Kate Pace

Personal information
- Full name: Kate Pace Lindsay
- Born: Kate Pace February 13, 1969 (age 57) North Bay, Ontario, Canada

Skiing career
- Sport: Alpine skiing ♂
- Retired: 1998
- Disciplines: Downhill, Super G
- World Cup debut: December 16, 1990

Olympics
- Teams: 2

World Championships
- Teams: 3
- Medals: 1 (1 gold)

World Cup
- Wins: 2
- Podiums: 5

Medal record
World Ski Championships
| Gold medal – first place | 1993 Japan | Downhill |

= Kate Pace =

Canadian alpine skier (born 1969)

Kate Pace (born February 13, 1969), also known as Kate Pace Lindsay, is a Canadian retired alpine skier.

Born in North Bay, Ontario, she won six World Cup medals and three Canadian downhill championships.
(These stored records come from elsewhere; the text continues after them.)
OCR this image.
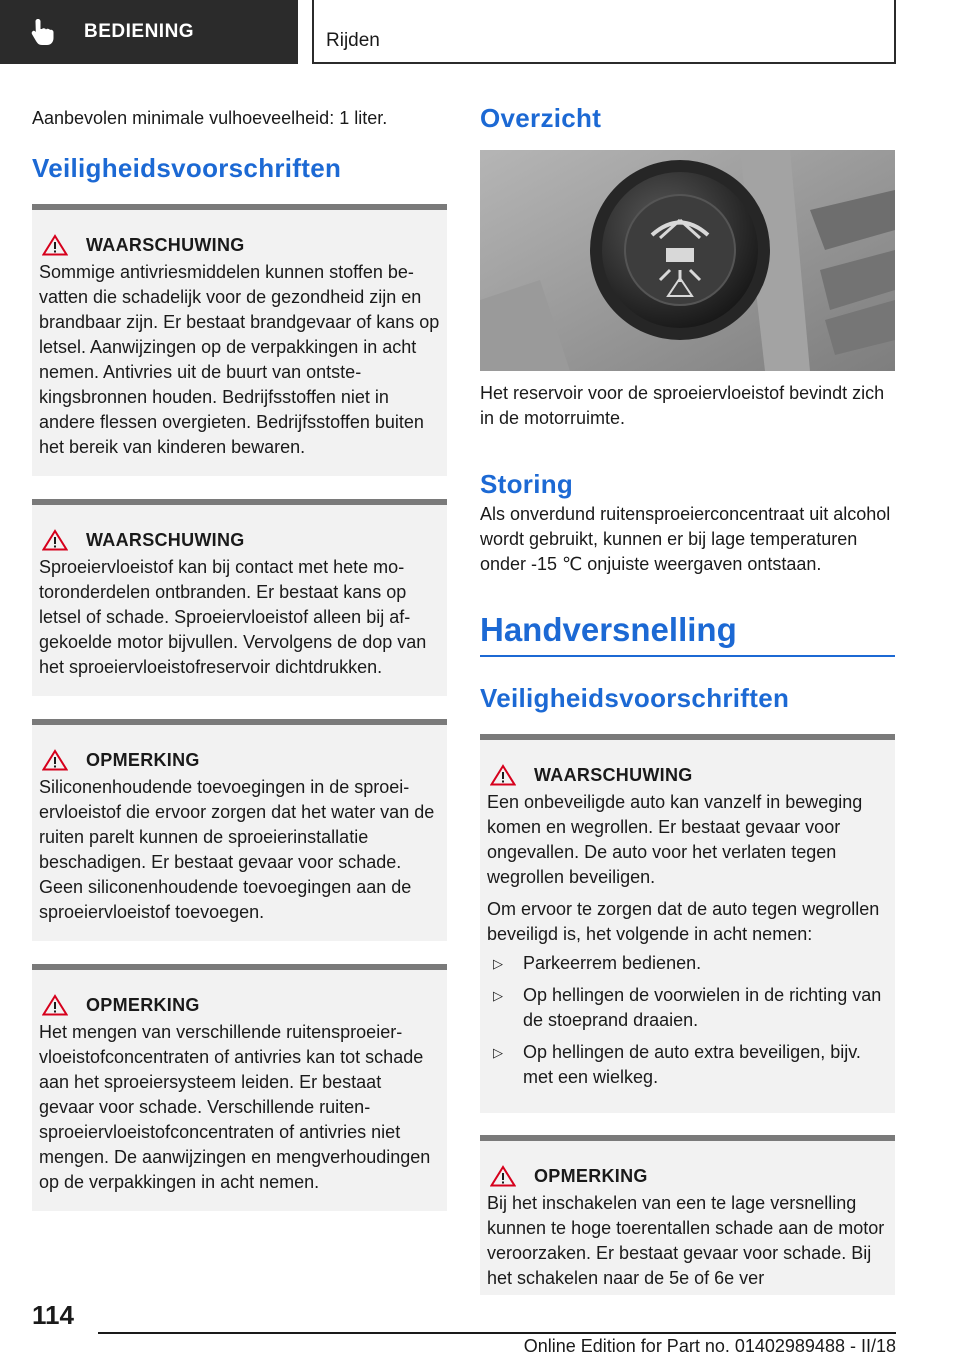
BEDIENING	Rijden

Aanbevolen minimale vulhoeveelheid: 1 liter.

Veiligheidsvoorschriften
WAARSCHUWING

Sommige antivriesmiddelen kunnen stoffen bevatten die schadelijk voor de gezondheid zijn en brandbaar zijn. Er bestaat brandgevaar of kans op letsel. Aanwijzingen op de verpakkingen in acht nemen. Antivries uit de buurt van ontstekingsbronnen houden. Bedrijfsstoffen niet in andere flessen overgieten. Bedrijfsstoffen buiten het bereik van kinderen bewaren.

WAARSCHUWING

Sproeiervloeistof kan bij contact met hete motoronderdelen ontbranden. Er bestaat kans op letsel of schade. Sproeiervloeistof alleen bij afgekoelde motor bijvullen. Vervolgens de dop van het sproeiervloeistofreservoir dichtdrukken.

OPMERKING

Siliconenhoudende toevoegingen in de sproeiervloeistof die ervoor zorgen dat het water van de ruiten parelt kunnen de sproeierinstallatie beschadigen. Er bestaat gevaar voor schade. Geen siliconenhoudende toevoegingen aan de sproeiervloeistof toevoegen.

OPMERKING

Het mengen van verschillende ruitensproeiervloeistofconcentraten of antivries kan tot schade aan het sproeiersysteem leiden. Er bestaat gevaar voor schade. Verschillende ruitensproeiervloeistofconcentraten of antivries niet mengen. De aanwijzingen en mengverhoudingen op de verpakkingen in acht nemen.

Overzicht

Het reservoir voor de sproeiervloeistof bevindt zich in de motorruimte.

Storing

Als onverdund ruitensproeierconcentraat uit alcohol wordt gebruikt, kunnen er bij lage temperaturen onder -15 ℃ onjuiste weergaven ontstaan.

Handversnelling
Veiligheidsvoorschriften
WAARSCHUWING

Een onbeveiligde auto kan vanzelf in beweging komen en wegrollen. Er bestaat gevaar voor ongevallen. De auto voor het verlaten tegen wegrollen beveiligen.

Om ervoor te zorgen dat de auto tegen wegrollen beveiligd is, het volgende in acht nemen:

▷	Parkeerrem bedienen.
▷	Op hellingen de voorwielen in de richting van de stoeprand draaien.
▷	Op hellingen de auto extra beveiligen, bijv. met een wielkeg.
OPMERKING

Bij het inschakelen van een te lage versnelling kunnen te hoge toerentallen schade aan de motor veroorzaken. Er bestaat gevaar voor schade. Bij het schakelen naar de 5e of 6e ver

114
Online Edition for Part no. 01402989488 - II/18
She finished 1st place in the downhill event at the 1993 FIS Alpine World Ski Championships. She finished 14th at the 1994 Alpine Skiing World Cup.

She was a member of the national team at the 1994 Winter Olympics and the 1998 Winter Olympics.

She retired in 1998. She is married to Mark Lindsay, a chiropractor.

In 1993, she was awarded the Velma Springstead Trophy and the Bobbie Rosenfeld Award.

A 12 km pathway, the Kate Pace Way, located in North Bay, Ontario is named in her honour. It is a multi-use trail for walking, jogging, cycling, and inline skating.